The Applications Of L-cysteine Capped Cdte Quantum Dots As Fluorescent Probes

Quantum dots have attracted much attention due to their unique optical performance. Compared with traditional organic fluorescent dyes, they have broad excitation spectra, narrow emission bandwidths and tunable size-dependent emission. About the stability, quantum dots express 1-2 orders of magnitude as that of common fluorescent dyes. Furthermore, they have good biocompatibility, so they are hopeful to become the first candidate as fluorescent probes. In this thesis, with L-cysteine capped CdTe quantum dots as the fluorescent probes, the conjugation between proteins and the water-soluble quantum dots, the selective response of quantum dots with heavy metal ions, and their applications in biological and chemical analysis were studied. The main contents are as follows:A new method for the determination of human serum albumin (HSA) using L-cysteine capped CdTe quantum dots as the fluorescent probes was developed.

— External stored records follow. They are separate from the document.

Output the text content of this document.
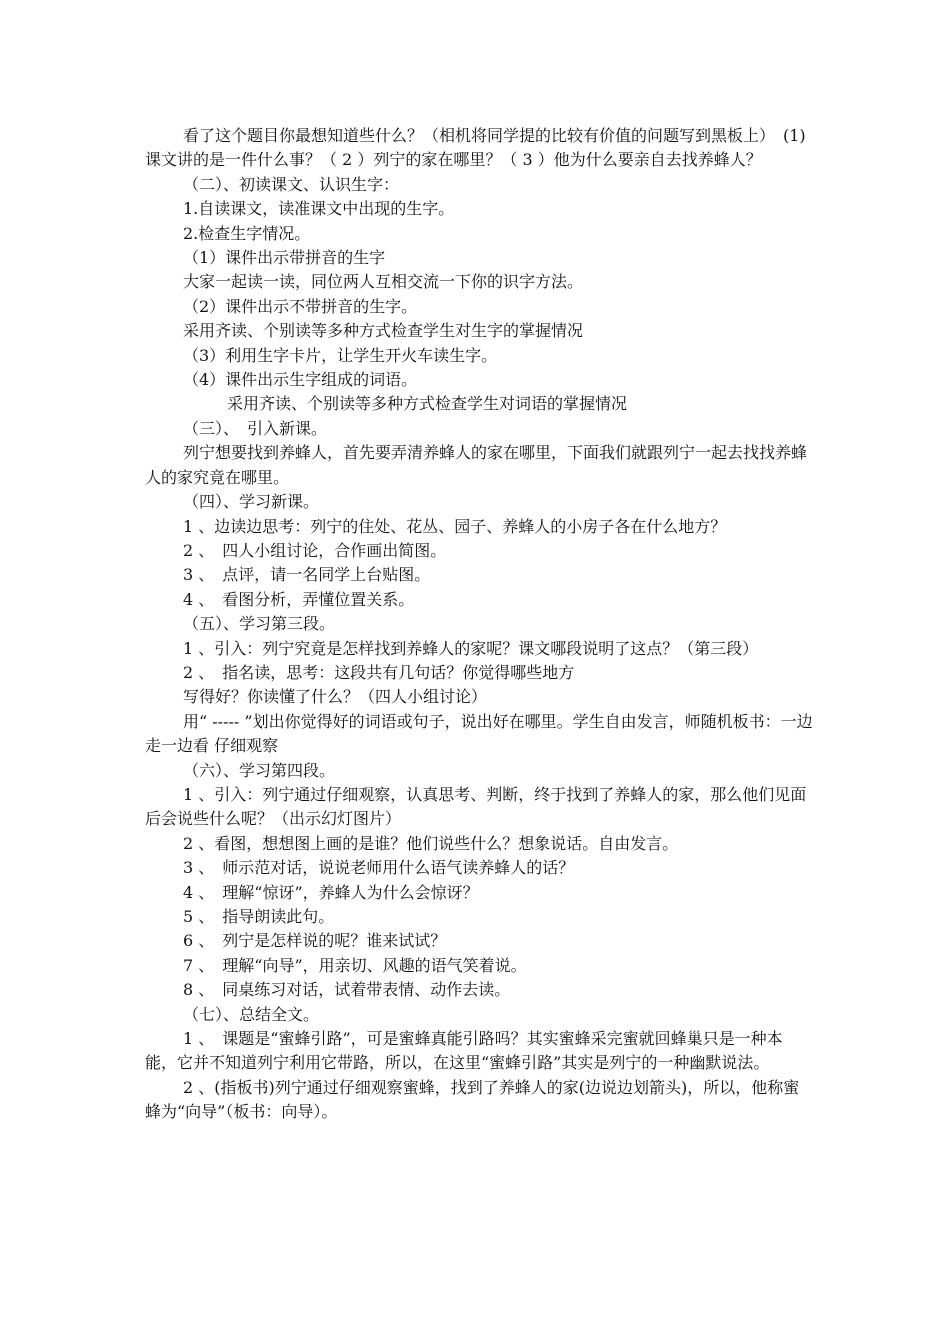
看了这个题目你最想知道些什么？（相机将同学提的比较有价值的问题写到黑板上）　(1) 课文讲的是一件什么事？（ 2 ）列宁的家在哪里？（ 3 ）他为什么要亲自去找养蜂人？

（二）、初读课文、认识生字：

1.自读课文，读准课文中出现的生字。

2.检查生字情况。

（1）课件出示带拼音的生字

大家一起读一读，同位两人互相交流一下你的识字方法。

（2）课件出示不带拼音的生字。

采用齐读、个别读等多种方式检查学生对生字的掌握情况

（3）利用生字卡片，让学生开火车读生字。

（4）课件出示生字组成的词语。

采用齐读、个别读等多种方式检查学生对词语的掌握情况

（三）、　引入新课。

列宁想要找到养蜂人，首先要弄清养蜂人的家在哪里，下面我们就跟列宁一起去找找养蜂人的家究竟在哪里。

（四）、学习新课。

1 、边读边思考：列宁的住处、花丛、园子、养蜂人的小房子各在什么地方？

2 、　四人小组讨论，合作画出简图。

3 、　点评，请一名同学上台贴图。

4 、　看图分析，弄懂位置关系。

（五）、学习第三段。

1 、引入：列宁究竟是怎样找到养蜂人的家呢？课文哪段说明了这点？（第三段）

2 、　指名读，思考：这段共有几句话？你觉得哪些地方

写得好？你读懂了什么？（四人小组讨论）

用“ ----- ”划出你觉得好的词语或句子，说出好在哪里。学生自由发言，师随机板书：一边走一边看 仔细观察

（六）、学习第四段。

1 、引入：列宁通过仔细观察，认真思考、判断，终于找到了养蜂人的家，那么他们见面后会说些什么呢？（出示幻灯图片）

2 、看图，想想图上画的是谁？他们说些什么？想象说话。自由发言。

3 、　师示范对话，说说老师用什么语气读养蜂人的话？

4 、　理解“惊讶”，养蜂人为什么会惊讶？

5 、　指导朗读此句。

6 、　列宁是怎样说的呢？谁来试试？

7 、　理解“向导”，用亲切、风趣的语气笑着说。

8 、　同桌练习对话，试着带表情、动作去读。

（七）、总结全文。

1 、　课题是“蜜蜂引路”，可是蜜蜂真能引路吗？其实蜜蜂采完蜜就回蜂巢只是一种本能，它并不知道列宁利用它带路，所以，在这里“蜜蜂引路”其实是列宁的一种幽默说法。

2 、(指板书)列宁通过仔细观察蜜蜂，找到了养蜂人的家(边说边划箭头)，所以，他称蜜蜂为“向导”（板书：向导）。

The carboxyl groups on the surface of quantum dots can be coupled with the amido groups of the proteins by covalent bond after being actived, which can effectively enhance the fluorescence intensity of the quantum dots. Under optimal conditions, the fluorescence intensity is proportional to the concentration of HSA in the range of 4.0×10-4-8.5 mg/L with a correlation coefficient of 0.9994, and a detection limit of 0.13μg/L HSA was obtained with a RSD of 0.5% (4.0 mg/L, n=11). The method has been applied for the determination of protein in human serum, and the results were in good consistent with those obtained in the Coomassie Brilliant Blue G-250 assay. The F test and t test results indicated that there was no remarkable difference between the two methods.The L-cysteine capped CdTe quantum dots were also used as ion probes to develop a new method for the determination of trace Hg2+ based on the selective response between QDs and Hg2+. Under optimal experimental conditions, a good linear relationship between fluorescence intensity and the concentration of Hg2+ was obtained in the range of 0.24-15.0μg/L and a detection limit of 0.07μg/L HSA was obtained with a RSD of 0.84% (7.38μg/L, n=11). Furthermore, the reaction mechanism of the fluorescent quenching was considered due to the formation of Hg(OH)2 with smaller band gap capping on the surface of CdTe QDs when Hg2+ was added. The method was successfully applied to the determination of Hg2+ in water samples.